The evaluation metrics and error analysis in ML projects
In this blog post, we continue the journey through the machine learning projects. Having understood the data and the problem from the last blog, our unfortunate hero John can do what is right. We are going to explore evaluation metrics and basic error analysis.
Set an evaluation metric
What does it mean to have a 99% accuracy? Most people can’t contemplate the meaning of probability. We, as experts, need to stand up as authorities and earn stakeholders’ trust by communicating what is possible and what is not. Most people aren’t interested in your algorithm choice. Did you use the latest neural network or linear regression to achieve the goal? Customers probably won’t care. They’ll want something that works, at least most of the time :)
Is accuracy the right choice as a goal metric? Might be, might not, but one is sure. It is one of the easiest to understand. Sometimes it can be misleading, and some other metric would be a better fit. Whatever you choose as your evaluation metric, be sure everyone understands what it means.

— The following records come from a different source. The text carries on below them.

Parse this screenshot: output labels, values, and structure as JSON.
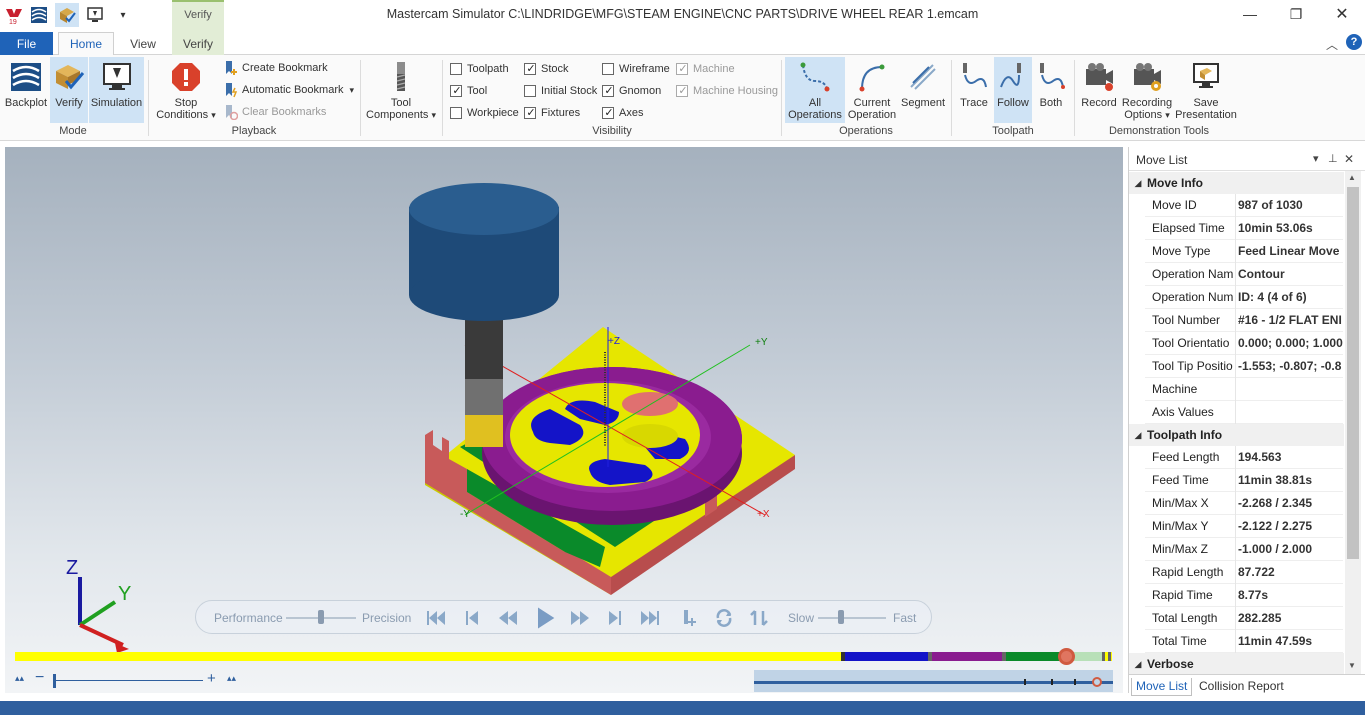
{
  "window": {
    "title": "Mastercam Simulator  C:\\LINDRIDGE\\MFG\\STEAM ENGINE\\CNC PARTS\\DRIVE WHEEL REAR 1.emcam",
    "contextual_tab_header": "Verify"
  },
  "tabs": [
    {
      "label": "File"
    },
    {
      "label": "Home"
    },
    {
      "label": "View"
    },
    {
      "label": "Verify"
    }
  ],
  "ribbon": {
    "mode": {
      "label": "Mode",
      "backplot": "Backplot",
      "verify": "Verify",
      "simulation": "Simulation"
    },
    "playback": {
      "label": "Playback",
      "stop_conditions_1": "Stop",
      "stop_conditions_2": "Conditions",
      "create_bookmark": "Create Bookmark",
      "automatic_bookmark": "Automatic Bookmark",
      "clear_bookmarks": "Clear Bookmarks"
    },
    "tool_components_1": "Tool",
    "tool_components_2": "Components",
    "visibility": {
      "label": "Visibility",
      "toolpath": "Toolpath",
      "tool": "Tool",
      "workpiece": "Workpiece",
      "stock": "Stock",
      "initial_stock": "Initial Stock",
      "fixtures": "Fixtures",
      "wireframe": "Wireframe",
      "gnomon": "Gnomon",
      "axes": "Axes",
      "machine": "Machine",
      "machine_housing": "Machine Housing"
    },
    "operations": {
      "label": "Operations",
      "all_1": "All",
      "all_2": "Operations",
      "current_1": "Current",
      "current_2": "Operation",
      "segment": "Segment"
    },
    "toolpath": {
      "label": "Toolpath",
      "trace": "Trace",
      "follow": "Follow",
      "both": "Both"
    },
    "demo": {
      "label": "Demonstration Tools",
      "record": "Record",
      "recording_1": "Recording",
      "recording_2": "Options",
      "save_1": "Save",
      "save_2": "Presentation"
    }
  },
  "axes_labels": {
    "z": "+Z",
    "y": "+Y",
    "x": "+X",
    "neg_y": "-Y",
    "gnomon_z": "Z",
    "gnomon_y": "Y"
  },
  "playback_bar": {
    "performance": "Performance",
    "precision": "Precision",
    "slow": "Slow",
    "fast": "Fast"
  },
  "timeline": {
    "progress": 0.958
  },
  "move_list": {
    "title": "Move List",
    "move_info_label": "Move Info",
    "move_info": [
      {
        "key": "Move ID",
        "value": "987 of 1030"
      },
      {
        "key": "Elapsed Time",
        "value": "10min 53.06s"
      },
      {
        "key": "Move Type",
        "value": "Feed Linear Move"
      },
      {
        "key": "Operation Nam",
        "value": "Contour"
      },
      {
        "key": "Operation Num",
        "value": "ID: 4 (4 of 6)"
      },
      {
        "key": "Tool Number",
        "value": "#16 - 1/2 FLAT ENI"
      },
      {
        "key": "Tool Orientatio",
        "value": "0.000; 0.000; 1.000"
      },
      {
        "key": "Tool Tip Positio",
        "value": "-1.553; -0.807; -0.8"
      },
      {
        "key": "Machine",
        "value": ""
      },
      {
        "key": "Axis Values",
        "value": ""
      }
    ],
    "toolpath_info_label": "Toolpath Info",
    "toolpath_info": [
      {
        "key": "Feed Length",
        "value": "194.563"
      },
      {
        "key": "Feed Time",
        "value": "11min 38.81s"
      },
      {
        "key": "Min/Max X",
        "value": "-2.268 / 2.345"
      },
      {
        "key": "Min/Max Y",
        "value": "-2.122 / 2.275"
      },
      {
        "key": "Min/Max Z",
        "value": "-1.000 / 2.000"
      },
      {
        "key": "Rapid Length",
        "value": "87.722"
      },
      {
        "key": "Rapid Time",
        "value": "8.77s"
      },
      {
        "key": "Total Length",
        "value": "282.285"
      },
      {
        "key": "Total Time",
        "value": "11min 47.59s"
      }
    ],
    "verbose_label": "Verbose",
    "tab_move_list": "Move List",
    "tab_collision": "Collision Report"
  }
}
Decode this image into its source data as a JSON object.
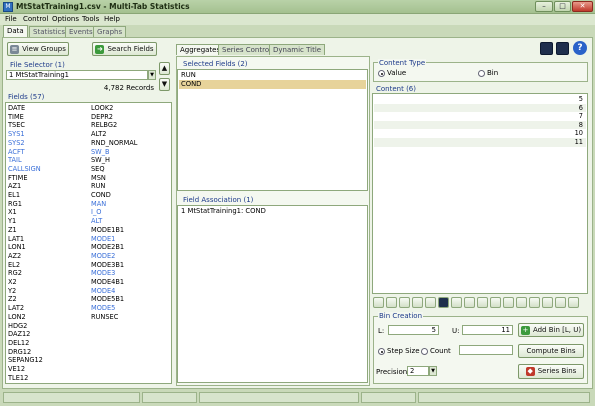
{
  "window": {
    "title": "MtStatTraining1.csv - Multi-Tab Statistics",
    "minimize": "–",
    "maximize": "□",
    "close": "✕"
  },
  "menu": [
    "File",
    "Control",
    "Options",
    "Tools",
    "Help"
  ],
  "main_tabs": [
    "Data",
    "Statistics",
    "Events",
    "Graphs"
  ],
  "left": {
    "view_groups": "View Groups",
    "search_fields": "Search Fields",
    "file_selector_title": "File Selector (1)",
    "file_selected": "1   MtStatTraining1",
    "records": "4,782 Records",
    "fields_title": "Fields (57)",
    "fields_col1": [
      {
        "name": "DATE",
        "blue": false
      },
      {
        "name": "TIME",
        "blue": false
      },
      {
        "name": "TSEC",
        "blue": false
      },
      {
        "name": "SYS1",
        "blue": true
      },
      {
        "name": "SYS2",
        "blue": true
      },
      {
        "name": "ACFT",
        "blue": true
      },
      {
        "name": "TAIL",
        "blue": true
      },
      {
        "name": "CALLSIGN",
        "blue": true
      },
      {
        "name": "FTIME",
        "blue": false
      },
      {
        "name": "AZ1",
        "blue": false
      },
      {
        "name": "EL1",
        "blue": false
      },
      {
        "name": "RG1",
        "blue": false
      },
      {
        "name": "X1",
        "blue": false
      },
      {
        "name": "Y1",
        "blue": false
      },
      {
        "name": "Z1",
        "blue": false
      },
      {
        "name": "LAT1",
        "blue": false
      },
      {
        "name": "LON1",
        "blue": false
      },
      {
        "name": "AZ2",
        "blue": false
      },
      {
        "name": "EL2",
        "blue": false
      },
      {
        "name": "RG2",
        "blue": false
      },
      {
        "name": "X2",
        "blue": false
      },
      {
        "name": "Y2",
        "blue": false
      },
      {
        "name": "Z2",
        "blue": false
      },
      {
        "name": "LAT2",
        "blue": false
      },
      {
        "name": "LON2",
        "blue": false
      },
      {
        "name": "HDG2",
        "blue": false
      },
      {
        "name": "DAZ12",
        "blue": false
      },
      {
        "name": "DEL12",
        "blue": false
      },
      {
        "name": "DRG12",
        "blue": false
      },
      {
        "name": "SEPANG12",
        "blue": false
      },
      {
        "name": "VE12",
        "blue": false
      },
      {
        "name": "TLE12",
        "blue": false
      }
    ],
    "fields_col2": [
      {
        "name": "LOOK2",
        "blue": false
      },
      {
        "name": "DEPR2",
        "blue": false
      },
      {
        "name": "RELBG2",
        "blue": false
      },
      {
        "name": "ALT2",
        "blue": false
      },
      {
        "name": "RND_NORMAL",
        "blue": false
      },
      {
        "name": "SW_B",
        "blue": true
      },
      {
        "name": "SW_H",
        "blue": false
      },
      {
        "name": "SEQ",
        "blue": false
      },
      {
        "name": "MSN",
        "blue": false
      },
      {
        "name": "RUN",
        "blue": false
      },
      {
        "name": "COND",
        "blue": false
      },
      {
        "name": "MAN",
        "blue": true
      },
      {
        "name": "I_O",
        "blue": true
      },
      {
        "name": "ALT",
        "blue": true
      },
      {
        "name": "MODE1B1",
        "blue": false
      },
      {
        "name": "MODE1",
        "blue": true
      },
      {
        "name": "MODE2B1",
        "blue": false
      },
      {
        "name": "MODE2",
        "blue": true
      },
      {
        "name": "MODE3B1",
        "blue": false
      },
      {
        "name": "MODE3",
        "blue": true
      },
      {
        "name": "MODE4B1",
        "blue": false
      },
      {
        "name": "MODE4",
        "blue": true
      },
      {
        "name": "MODE5B1",
        "blue": false
      },
      {
        "name": "MODE5",
        "blue": true
      },
      {
        "name": "RUNSEC",
        "blue": false
      }
    ]
  },
  "center": {
    "tabs": [
      "Aggregates",
      "Series Control",
      "Dynamic Title"
    ],
    "selected_title": "Selected Fields (2)",
    "selected": [
      {
        "name": "RUN",
        "sel": false
      },
      {
        "name": "COND",
        "sel": true
      }
    ],
    "assoc_title": "Field Association (1)",
    "assoc": [
      "1   MtStatTraining1: COND"
    ]
  },
  "right": {
    "content_type_title": "Content Type",
    "value_label": "Value",
    "bin_label": "Bin",
    "content_title": "Content (6)",
    "content_values": [
      "5",
      "6",
      "7",
      "8",
      "10",
      "11"
    ],
    "bin_creation_title": "Bin Creation",
    "l_label": "L:",
    "l_value": "5",
    "u_label": "U:",
    "u_value": "11",
    "add_bin": "Add Bin [L, U)",
    "step_size": "Step Size",
    "count": "Count",
    "compute_bins": "Compute Bins",
    "precision_label": "Precision:",
    "precision_value": "2",
    "series_bins": "Series Bins"
  },
  "colors": {
    "accent_green": "#3c9a3c",
    "selection": "#e7d39a",
    "blue_field": "#3a6fd8"
  }
}
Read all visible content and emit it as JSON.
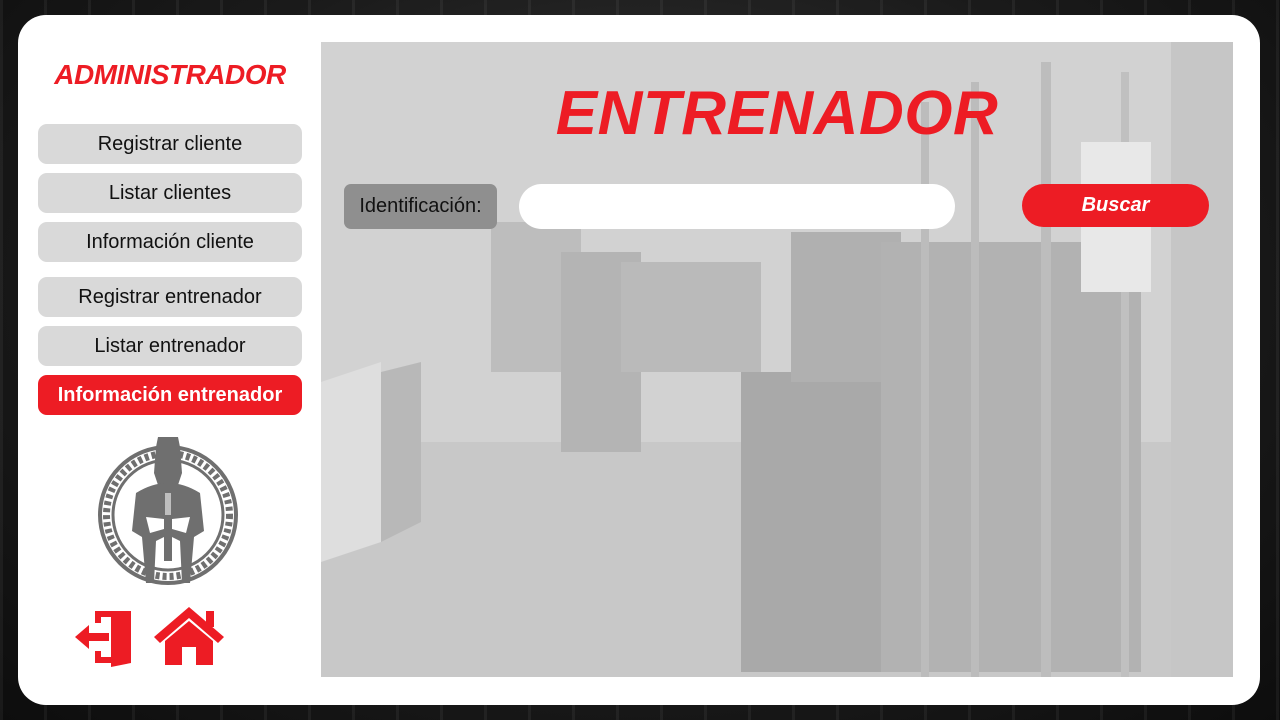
{
  "sidebar": {
    "title": "ADMINISTRADOR",
    "nav": [
      {
        "label": "Registrar cliente"
      },
      {
        "label": "Listar clientes"
      },
      {
        "label": "Información cliente"
      },
      {
        "label": "Registrar entrenador"
      },
      {
        "label": "Listar entrenador"
      },
      {
        "label": "Información entrenador",
        "active": true
      }
    ],
    "icons": {
      "logo": "spartan-helmet-logo",
      "logout": "logout-icon",
      "home": "home-icon"
    }
  },
  "main": {
    "title": "ENTRENADOR",
    "search": {
      "label": "Identificación:",
      "value": "",
      "placeholder": "",
      "button_label": "Buscar"
    }
  },
  "colors": {
    "accent": "#ed1c24",
    "nav_bg": "#d9d9d9",
    "label_bg": "#8f8f8f",
    "logo_gray": "#6f6f6f"
  }
}
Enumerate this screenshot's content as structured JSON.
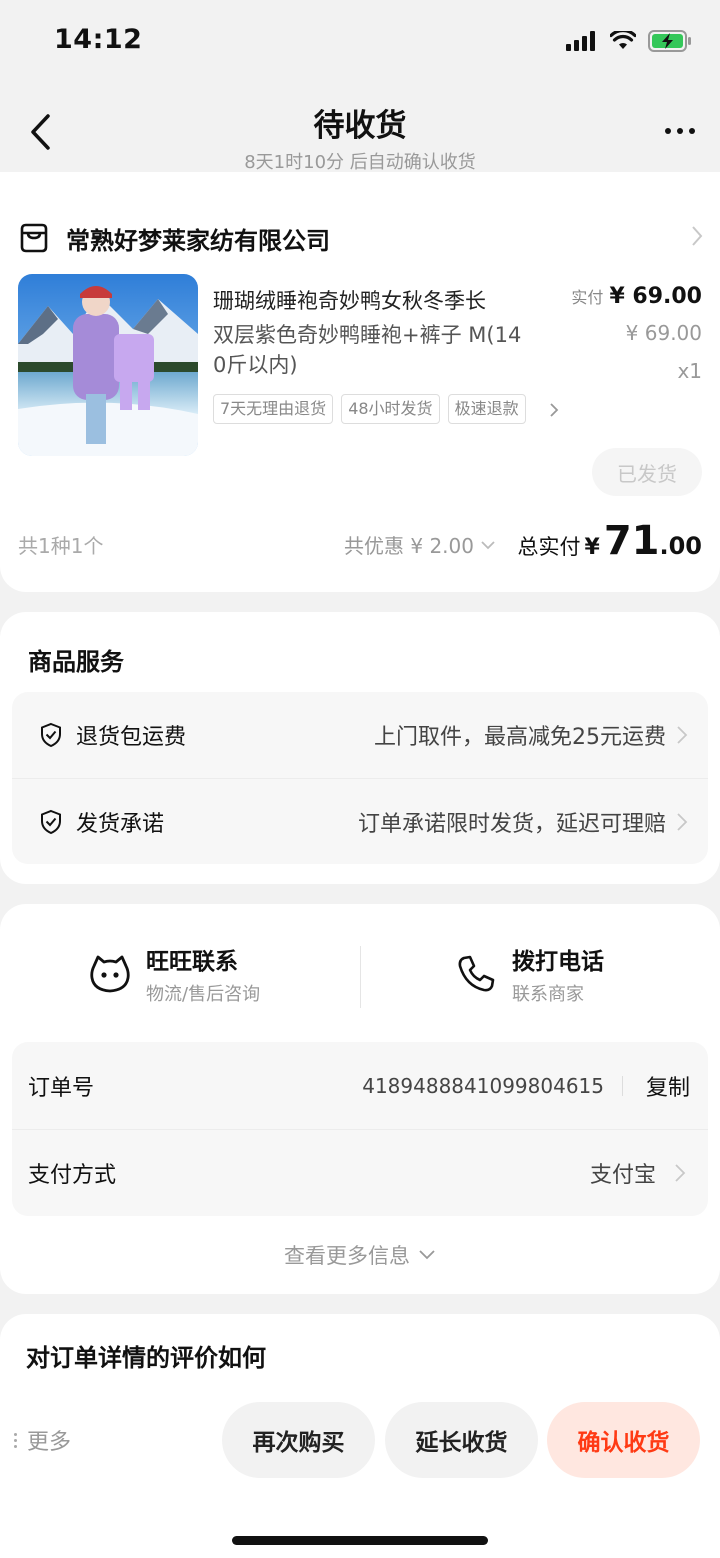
{
  "status_bar": {
    "time": "14:12"
  },
  "nav": {
    "title": "待收货",
    "subtitle": "8天1时10分 后自动确认收货"
  },
  "order": {
    "shop_name": "常熟好梦莱家纺有限公司",
    "product": {
      "title": "珊瑚绒睡袍奇妙鸭女秋冬季长",
      "sku_line1": "双层紫色奇妙鸭睡袍+裤子 M(14",
      "sku_line2": "0斤以内)",
      "tags": [
        "7天无理由退货",
        "48小时发货",
        "极速退款"
      ],
      "price_label": "实付",
      "price": "¥ 69.00",
      "original_price": "¥ 69.00",
      "quantity": "x1",
      "status_button": "已发货"
    },
    "summary": {
      "count": "共1种1个",
      "discount": "共优惠 ¥ 2.00",
      "total_label": "总实付",
      "total_currency": "¥",
      "total_integer": "71",
      "total_decimal": ".00"
    }
  },
  "services": {
    "title": "商品服务",
    "items": [
      {
        "name": "退货包运费",
        "desc": "上门取件，最高减免25元运费"
      },
      {
        "name": "发货承诺",
        "desc": "订单承诺限时发货，延迟可理赔"
      }
    ]
  },
  "contact": {
    "wangwang_title": "旺旺联系",
    "wangwang_sub": "物流/售后咨询",
    "phone_title": "拨打电话",
    "phone_sub": "联系商家"
  },
  "info": {
    "order_no_label": "订单号",
    "order_no": "4189488841099804615",
    "copy_label": "复制",
    "payment_label": "支付方式",
    "payment_value": "支付宝",
    "more_info": "查看更多信息"
  },
  "rating": {
    "title": "对订单详情的评价如何"
  },
  "actions": {
    "more": "更多",
    "rebuy": "再次购买",
    "extend": "延长收货",
    "confirm": "确认收货"
  },
  "colors": {
    "accent": "#ff3a14",
    "accent_bg": "#ffe7e0",
    "battery": "#34c759"
  },
  "icons": [
    "back-arrow-icon",
    "more-dots-icon",
    "store-icon",
    "chevron-right-icon",
    "shield-check-icon",
    "wangwang-icon",
    "phone-icon",
    "chevron-down-icon"
  ]
}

Note: Always make the algorithm decision based on the dev set and report metrics from the test set. You want to reduce chances to overfit your test set.
It is worth mentioning to have a single straightforward evaluation metric. It would be easier to contemplate and compare it between approaches. You can always combine several metrics into one, but be aware of explaining it to someone else. It can cause a lot of confusion and headaches. Sometimes, having multiple metrics can help you choose between similar performing algorithms. For example, you might want to have accuracy as higher as possible within 100ms inference time. It will speed up progress for sure.
Probably, there will be times that chosen metric doesn’t point us in the right direction anymore. It is no sin to change it.
The error analysis
Remember these lines from the first blog?
“I thought you fixed this case…”
“It doesn’t work here…”
These are a misunderstanding of how machine learning works. Sometimes you must live with uncertainty. You can’t go around fixing cases as they come. You’ll waste everyone’s time.
As with most machine learning algorithms finding and reasoning with a single instance that doesn’t work could be tedious. What is more important is how many times this happens? How is this tolerable to happen? The world of machine learning (and computer science and everything in life) is the world of trade-offs. It goes along with the previous section about choosing your metric. If you start fixing every single issue, you’ll end up wandering without a target. Exploring all ideas and possibilities would take a lot of time. More importantly, there won’t be any knowledge of improvements. You might end up just making things worse for some other instances. Here comes an error analysis to the rescue.
In simple terms, the error is the process of looking at the misclassified examples in your dev set. The way we can do it is to take a sample misclassified from the dev set and manually go through it. The point is to find recurring errors and to group them by cause. The percentage of errors can tell us how much we can improve the overall system if we improve the error.
For example, an image classifier has an accuracy of 90%, and 10% are errors. After performing an error analysis, the dark images contribute to 40% of all errors in the sample, and mislabeled images take 6% of all errors. By improving mislabeled examples, we can achieve at most 0.6% improvement, having a total accuracy of 90.6%. It is not a superior impact in most cases. Improving the darker images would bring us better performance, at most 4%.
The error analysis is a powerful tool that can force us to understand the data and the model. It can point us in the right direction of choosing the next idea for the improvements.
Endnote
This blog post explored the idea of setting evaluation metrics and performing the error analysis. The evaluation metric can give us a better way of selecting the model. The error analysis can point us on the right path during the research. However, one of the most effective validations of your models is AB tests. Our model can be 99% accurate on the test set, but it can fail on the live data due to distribution shift, simple overfitting, sun rays angle, etc. The AB tests provide a business metric evaluation that would tell us the real impact of our ML model. Let’s talk about AB tests somewhere in the future.
You can find more details in the book Machine Learning Yearning by Andrew Ng.